Tax season, everyone’s favorite time of year, is upon us once again. Counting today, you have 10 days left to tell the government exactly how much money you didn’t make last year … better hurry, time’s a’ wastin’!
I am one of the most unfortunate this year: I will be filing taxes for the very first time. Until last year, I had never had a job in the 19 years of my existence, and I hadn’t planned on getting one until I was safely out of college (naive, yes, but I was trying my best to get away with doing as little as possible).
I got my first job last March after a rather unfortunate auto accident left me strapped for cash at the worst time of the year – right after Christmas and Valentine’s Day when I had already spent most of the money I had on buying things for everyone but myself. Begrudgingly, I popped the collar on my polo shirt and dragged myself into Hollister, where some of my friends were working at the time. They assured me it was a good job, and indeed it has been an easy and enjoyable first foray into the working world. Things were sailing along quite smoothly for me until this January when I got a sinister little slip of paper in the mail.
You know exactly what I’m talking about – the W-2. I stared at it blankly for several minutes, trying to come to grips with the dismally small amount of electronic cash, deposited into my bank account, I had earned in 2005.
After the shock and depression wore off, I promptly threw it on a forgotten bench in my house and vowed never to look upon its ugly face again.
Until a few days ago, that is, when I realized taxes were due in mere weeks and I had yet to gain a firm understanding of exactly what taxes were. I noticed at the top of the W-2 that it said “Safe! Easy! E-FILE,” so I thought that sounded like it was for me. Safe, easy, and I didn’t have to sign off AIM to do it.
The ad told me to go to www.irs.gov, so I did. The problem with the IRS web site, like most government sites (and most government), is that it is overly complicated and vague and contains no valuable information.
The words “E-FILE” did not appear until the bottom fourth of the page. When I clicked those words, it took me to what appeared to be a bad government version of Google – a list of “free” web services I could use to file my taxes electronically. “Free” in this day and age apparently means “$19.95,” and that sum would be more than a fourth of what I would probably get on my return. No way, Jos.

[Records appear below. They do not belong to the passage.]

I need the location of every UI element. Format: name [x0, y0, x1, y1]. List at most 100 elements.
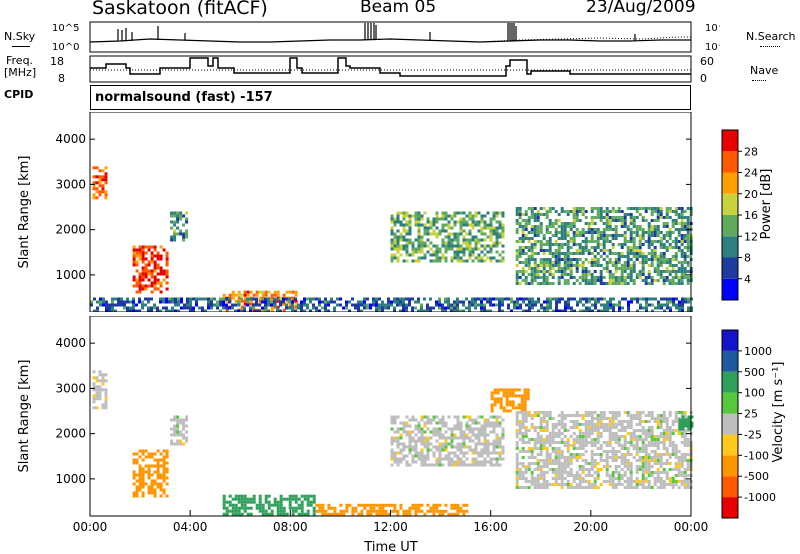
- heatmap-cell: [681, 297, 684, 301]
- heatmap-cell: [490, 397, 494, 401]
- heatmap-cell: [569, 276, 573, 279]
- heatmap-cell: [665, 459, 669, 462]
- heatmap-cell: [98, 193, 102, 197]
- heatmap-cell: [492, 430, 496, 434]
- heatmap-cell: [680, 411, 684, 414]
- heatmap-cell: [617, 429, 621, 432]
- heatmap-cell: [566, 471, 570, 474]
- heatmap-cell: [617, 444, 621, 447]
- heatmap-cell: [156, 257, 160, 261]
- heatmap-cell: [551, 417, 555, 420]
- heatmap-cell: [405, 512, 409, 516]
- heatmap-cell: [587, 414, 591, 417]
- heatmap-cell: [584, 459, 588, 462]
- heatmap-cell: [533, 273, 537, 276]
- heatmap-cell: [474, 211, 478, 215]
- heatmap-cell: [557, 276, 561, 279]
- heatmap-cell: [578, 435, 582, 438]
- heatmap-cell: [641, 231, 645, 234]
- heatmap-cell: [192, 309, 195, 312]
- heatmap-cell: [276, 509, 280, 513]
- heatmap-cell: [545, 420, 549, 423]
- heatmap-cell: [462, 220, 466, 224]
- heatmap-cell: [98, 169, 102, 173]
- heatmap-cell: [674, 252, 678, 255]
- heatmap-cell: [590, 462, 594, 465]
- heatmap-cell: [602, 243, 606, 246]
- heatmap-cell: [441, 217, 445, 221]
- heatmap-cell: [408, 226, 412, 230]
- heatmap-cell: [518, 246, 522, 249]
- heatmap-cell: [566, 456, 570, 459]
- heatmap-cell: [176, 430, 180, 434]
- heatmap-cell: [632, 219, 636, 222]
- heatmap-cell: [499, 403, 503, 407]
- heatmap-cell: [453, 300, 456, 304]
- heatmap-cell: [593, 240, 597, 243]
- heatmap-cell: [420, 436, 424, 440]
- heatmap-cell: [536, 474, 540, 477]
- heatmap-cell: [641, 441, 645, 444]
- heatmap-cell: [501, 300, 504, 304]
- heatmap-cell: [620, 246, 624, 249]
- heatmap-cell: [222, 500, 226, 504]
- heatmap-cell: [530, 228, 534, 231]
- heatmap-cell: [554, 459, 558, 462]
- heatmap-cell: [306, 500, 310, 504]
- heatmap-cell: [578, 207, 582, 210]
- heatmap-cell: [674, 264, 678, 267]
- heatmap-cell: [597, 297, 600, 301]
- heatmap-cell: [101, 388, 105, 392]
- heatmap-cell: [599, 270, 603, 273]
- heatmap-cell: [674, 468, 678, 471]
- heatmap-cell: [621, 306, 624, 310]
- heatmap-cell: [671, 267, 675, 270]
- heatmap-cell: [596, 441, 600, 444]
- heatmap-cell: [402, 430, 406, 434]
- heatmap-cell: [563, 252, 567, 255]
- heatmap-cell: [246, 303, 249, 307]
- heatmap-cell: [573, 309, 576, 312]
- heatmap-cell: [678, 300, 681, 304]
- heatmap-cell: [614, 252, 618, 255]
- colorbar-segment: [722, 193, 738, 215]
- heatmap-cell: [542, 459, 546, 462]
- heatmap-cell: [95, 190, 99, 194]
- heatmap-cell: [511, 406, 515, 410]
- heatmap-cell: [644, 447, 648, 450]
- heatmap-cell: [459, 309, 462, 312]
- heatmap-cell: [521, 252, 525, 255]
- heatmap-cell: [426, 238, 430, 242]
- heatmap-cell: [423, 454, 427, 458]
- heatmap-cell: [408, 448, 412, 452]
- heatmap-cell: [441, 509, 445, 513]
- heatmap-cell: [465, 436, 469, 440]
- heatmap-cell: [393, 430, 397, 434]
- heatmap-cell: [505, 400, 509, 404]
- heatmap-cell: [584, 462, 588, 465]
- heatmap-cell: [459, 430, 463, 434]
- heatmap-cell: [662, 279, 666, 282]
- heatmap-cell: [366, 303, 369, 307]
- heatmap-cell: [92, 397, 96, 401]
- heatmap-cell: [683, 270, 687, 273]
- heatmap-cell: [669, 300, 672, 304]
- heatmap-cell: [542, 213, 546, 216]
- heatmap-cell: [153, 470, 157, 474]
- heatmap-cell: [653, 483, 657, 486]
- heatmap-cell: [402, 512, 406, 516]
- heatmap-cell: [396, 259, 400, 263]
- heatmap-cell: [378, 509, 382, 513]
- heatmap-cell: [471, 451, 475, 455]
- heatmap-cell: [656, 210, 660, 213]
- heatmap-cell: [575, 258, 579, 261]
- heatmap-cell: [441, 424, 445, 428]
- heatmap-cell: [656, 219, 660, 222]
- heatmap-cell: [417, 256, 421, 260]
- heatmap-cell: [596, 468, 600, 471]
- heatmap-cell: [408, 253, 412, 257]
- heatmap-cell: [426, 421, 430, 425]
- heatmap-cell: [560, 237, 564, 240]
- heatmap-cell: [536, 435, 540, 438]
- heatmap-cell: [102, 297, 105, 301]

Frustrated and confused, I asked a few seasoned veterans of the business world how they filed their taxes. Turns out my parents pay a CPA more money than I could hope of getting on my return to file their taxes, and all of my other friends just give their W-2s to their parents. Usually relying as little on parental support as possible, I could for once see why they still hadn’t learned to do this thing for themselves.
So here I am, still confused, still staring at my measly W-2.
If taxes have been a fundamental part of this country since before it was even founded, how come the government can’t tell you how to file them?
How did they expect this information to be passed down – oral tradition? Are we supposed to teach our children about the Emancipation Proclamation, how to clean your ears and how to file taxes?
That’s what my life has come to -“life, liberty and the pursuit of a proper income tax form.